Possiamo estendere tutto questo alla ricerca artistica in generale?
D.O.: «Probabilmente, anche se in altre discipline è più facile che si verifichi una perdita di quella realtà quotidiana, a cui la musica riesce incredibilmente ad aderire costantemente».

Musica che si ascolta, che si guarda e che si fonde con la video arte e il body painting. La nuova ricerca musicale va dunque verso la contaminazione sensoriale e artistica?

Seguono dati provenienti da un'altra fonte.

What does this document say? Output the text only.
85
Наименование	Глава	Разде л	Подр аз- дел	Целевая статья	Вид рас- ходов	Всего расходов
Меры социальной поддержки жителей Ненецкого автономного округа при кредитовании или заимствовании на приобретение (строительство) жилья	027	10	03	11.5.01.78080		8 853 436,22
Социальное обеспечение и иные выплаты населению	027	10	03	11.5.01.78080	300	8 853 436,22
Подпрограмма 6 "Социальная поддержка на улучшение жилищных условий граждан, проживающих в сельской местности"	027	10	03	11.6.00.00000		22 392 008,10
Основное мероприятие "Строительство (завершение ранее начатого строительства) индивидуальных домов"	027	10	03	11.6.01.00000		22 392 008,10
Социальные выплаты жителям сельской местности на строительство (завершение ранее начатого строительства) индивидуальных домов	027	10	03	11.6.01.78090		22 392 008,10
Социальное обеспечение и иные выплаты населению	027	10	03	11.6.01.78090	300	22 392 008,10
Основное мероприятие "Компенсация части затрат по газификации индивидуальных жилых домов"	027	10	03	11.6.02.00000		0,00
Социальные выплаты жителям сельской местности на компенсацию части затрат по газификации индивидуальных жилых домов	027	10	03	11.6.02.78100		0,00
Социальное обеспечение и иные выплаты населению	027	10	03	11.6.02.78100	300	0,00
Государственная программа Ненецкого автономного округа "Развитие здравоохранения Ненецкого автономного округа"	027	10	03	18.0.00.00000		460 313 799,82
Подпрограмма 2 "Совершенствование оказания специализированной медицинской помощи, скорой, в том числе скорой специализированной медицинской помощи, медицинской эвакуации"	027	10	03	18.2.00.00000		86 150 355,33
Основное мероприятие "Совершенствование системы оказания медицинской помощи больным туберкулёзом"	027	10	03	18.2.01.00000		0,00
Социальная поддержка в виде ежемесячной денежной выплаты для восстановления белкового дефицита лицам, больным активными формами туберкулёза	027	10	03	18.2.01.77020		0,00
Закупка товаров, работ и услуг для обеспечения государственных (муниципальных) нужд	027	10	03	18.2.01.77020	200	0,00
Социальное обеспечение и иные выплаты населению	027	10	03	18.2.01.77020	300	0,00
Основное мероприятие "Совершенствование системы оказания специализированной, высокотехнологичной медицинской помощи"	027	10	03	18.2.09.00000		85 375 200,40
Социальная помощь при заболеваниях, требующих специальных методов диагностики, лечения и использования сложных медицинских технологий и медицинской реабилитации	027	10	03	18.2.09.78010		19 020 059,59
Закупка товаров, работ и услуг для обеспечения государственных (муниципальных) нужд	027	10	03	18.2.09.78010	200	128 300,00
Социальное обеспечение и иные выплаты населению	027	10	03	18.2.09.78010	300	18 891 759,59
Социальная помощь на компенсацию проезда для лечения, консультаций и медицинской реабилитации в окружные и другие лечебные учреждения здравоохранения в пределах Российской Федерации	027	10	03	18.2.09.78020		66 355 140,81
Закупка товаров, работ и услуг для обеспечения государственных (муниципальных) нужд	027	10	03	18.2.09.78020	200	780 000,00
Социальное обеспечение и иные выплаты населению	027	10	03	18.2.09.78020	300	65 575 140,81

M.L.: «Sì, le spinte esogene della musica sono un altro elemento dell’evoluzione musicale/artistica che il concept di En Avant intende indagare. Questo oltretutto non è un fenomeno circoscritto agli ambienti “avant”, ma è percepibile anche in quelli più mainstream, dove vi è una sempre maggiore ricerca di un’esperienza sensoriale più ampia e completa possibile. Noi nella premiére di giovedì affiancheremo al live di Federico Bagnasco la performance di improvvisazione pittorica di Stefano Giorgi e al set di Morkebla le visioni di Marco Mendeni, così da evidenziare anche una delle tante antinomie care al nostro progetto, quella tra reale e digitale».

Parliamo di questa sera: come sarà organizzato l’appuntamento?
D.O.: «L’evento di giovedì sarà strutturato in due atti, presieduti da due personalità agli antipodi: una di estrazione accademica, il contrabbassista Federico Bagnasco, che grazie ad una poliedricità compositiva e alla manipolazione elettronica del contrabbasso darà adito alle tante voci del suo strumento, e una che grazie al suo estro si è ritagliata un ruolo importante all’interno del panorama elettronico nostrano, Morkebla, producer ambient, dub-techno, o meglio illbient, all’attivo dai primi anni ‘10».